2
That guy at a camera swap meet saved me 2 hours of frustration
Last year at a camera swap meet in Portland, I was complaining to a seller about a sticky shutter on an old Pentax Spotmatic I was trying to fix. He just looked at me and said, "Did you check the foam seal first? Bet it's turned to goo." I hadn't even thought of that. I'd been messing with the blades and springs for like an hour before I packed it up to bring there. Got home, pulled the mirror box out, and sure enough the foam had completely melted and gummed up the whole mechanism. Cleaned it off with some isopropyl and the shutter worked fine after that. Now I always check the foam first on any old SLR. Anyone else run into a simple fix that saved you way more trouble than you expected?
3 comments
Log in to join the discussion
Log In3 Comments
the_sam2d ago
Exactly that foam rot is the number one hidden problem on those old Spotmatics.
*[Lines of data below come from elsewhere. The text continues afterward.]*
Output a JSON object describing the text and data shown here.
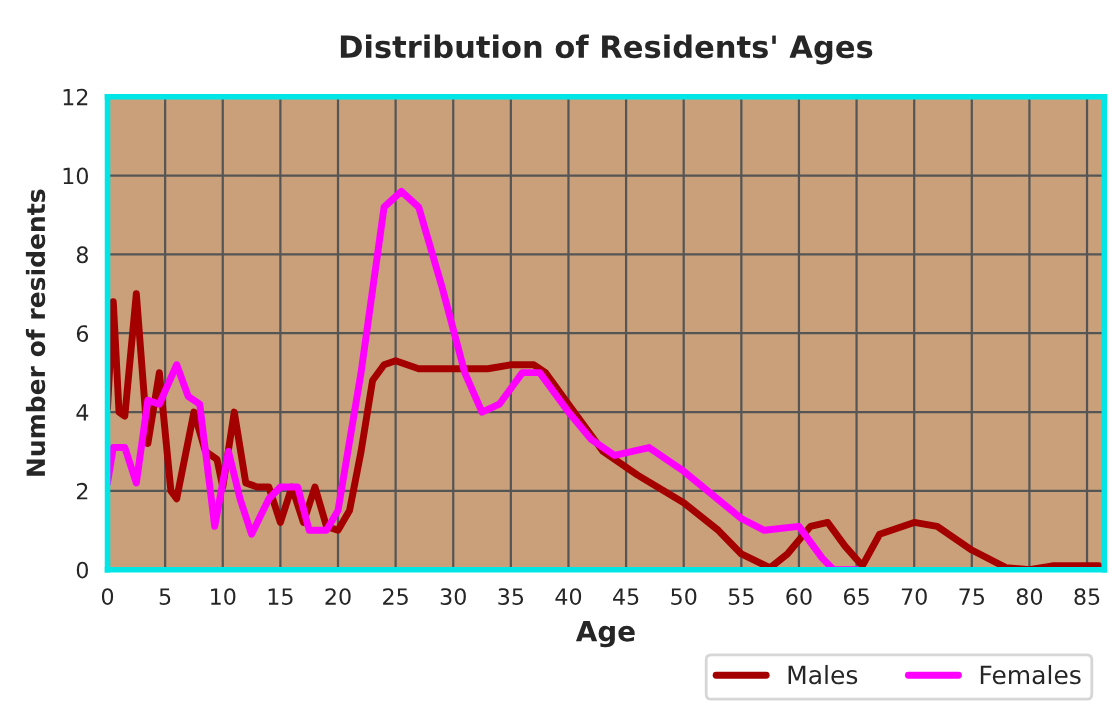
{
  "chart_data": {
    "type": "line",
    "title": "Distribution of Residents' Ages",
    "xlabel": "Age",
    "ylabel": "Number of residents",
    "xlim": [
      0,
      86.5
    ],
    "xticks": [
      0,
      5,
      10,
      15,
      20,
      25,
      30,
      35,
      40,
      45,
      50,
      55,
      60,
      65,
      70,
      75,
      80,
      85
    ],
    "ylim": [
      0,
      12
    ],
    "yticks": [
      0,
      2,
      4,
      6,
      8,
      10,
      12
    ],
    "grid": true,
    "legend": "bottom right",
    "marker": "none",
    "line_style": "solid",
    "series": [
      {
        "name": "Males",
        "color": "#a50000",
        "x": [
          0,
          0.5,
          1,
          1.5,
          2.5,
          3.5,
          4.5,
          5.5,
          6,
          7.5,
          8.5,
          9.5,
          10,
          11,
          12,
          13,
          14,
          15,
          16,
          17,
          18,
          19,
          20,
          21,
          22,
          23,
          24,
          25,
          27,
          30,
          33,
          35,
          37,
          38,
          40,
          43,
          46,
          50,
          53,
          55,
          57.5,
          59,
          61,
          62.5,
          64,
          65.5,
          67,
          70,
          72,
          75,
          78,
          80,
          82,
          86
        ],
        "values": [
          4.1,
          6.8,
          4,
          3.9,
          7,
          3.2,
          5,
          2,
          1.8,
          4,
          3,
          2.8,
          2.1,
          4,
          2.2,
          2.1,
          2.1,
          1.2,
          2.1,
          1.2,
          2.1,
          1.1,
          1,
          1.5,
          3,
          4.8,
          5.2,
          5.3,
          5.1,
          5.1,
          5.1,
          5.2,
          5.2,
          5,
          4.2,
          3,
          2.4,
          1.7,
          1,
          0.4,
          0.05,
          0.4,
          1.1,
          1.2,
          0.6,
          0.1,
          0.9,
          1.2,
          1.1,
          0.5,
          0.05,
          0,
          0.1,
          0.1
        ]
      },
      {
        "name": "Females",
        "color": "#ff00ff",
        "x": [
          0,
          0.5,
          1.5,
          2.5,
          3.5,
          4.5,
          6,
          7,
          8,
          9.3,
          10.5,
          11.5,
          12.5,
          14,
          15,
          16.5,
          17.5,
          19,
          20,
          22,
          24,
          25.5,
          27,
          29,
          31,
          32.5,
          34,
          36,
          37.5,
          40,
          42,
          44,
          47,
          50,
          55,
          57,
          60,
          62,
          63,
          65
        ],
        "values": [
          2.2,
          3.1,
          3.1,
          2.2,
          4.3,
          4.2,
          5.2,
          4.4,
          4.2,
          1.1,
          3,
          1.8,
          0.9,
          1.8,
          2.1,
          2.1,
          1,
          1,
          1.5,
          5,
          9.2,
          9.6,
          9.2,
          7.2,
          5,
          4,
          4.2,
          5,
          5,
          4,
          3.3,
          2.9,
          3.1,
          2.5,
          1.3,
          1,
          1.1,
          0.3,
          0,
          0
        ]
      }
    ]
  }
}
I had a similar issue with a Miranda Sensorex where the light seals turned into sticky black tar that got all over the mirror too. Took a whole afternoon to clean it out but after that the camera worked perfectly for years. Its amazing how one tiny piece of degraded foam can totally lock up a whole mechanical system.
2
amy9742d ago
Friend of mine had a Minolta SRT-101 that sat in his closet for maybe 15 years. He finally pulled it out to use it and the mirror wouldn't flip up at all. The foam around the mirror box had turned into this sticky goo and basically glued the mirror in place. He spent about two hours with q-tips and rubbing alcohol carefully cleaning it all out. After that the camera worked perfectly fine, shutter speeds all accurate and everything. That foam is always the first thing to go on those old cameras.
7
ellis.susan10h ago
Oh man, "That foam is always the first thing to go" - I used to think people were overreacting about checking foam seals. Thought it was just some obsessive collector thing. Then I found a Yashica at a garage sale, mirror stuck solid, and spent three evenings with goo gone and toothpicks. Now I check EVERY old camera's foam before anything else.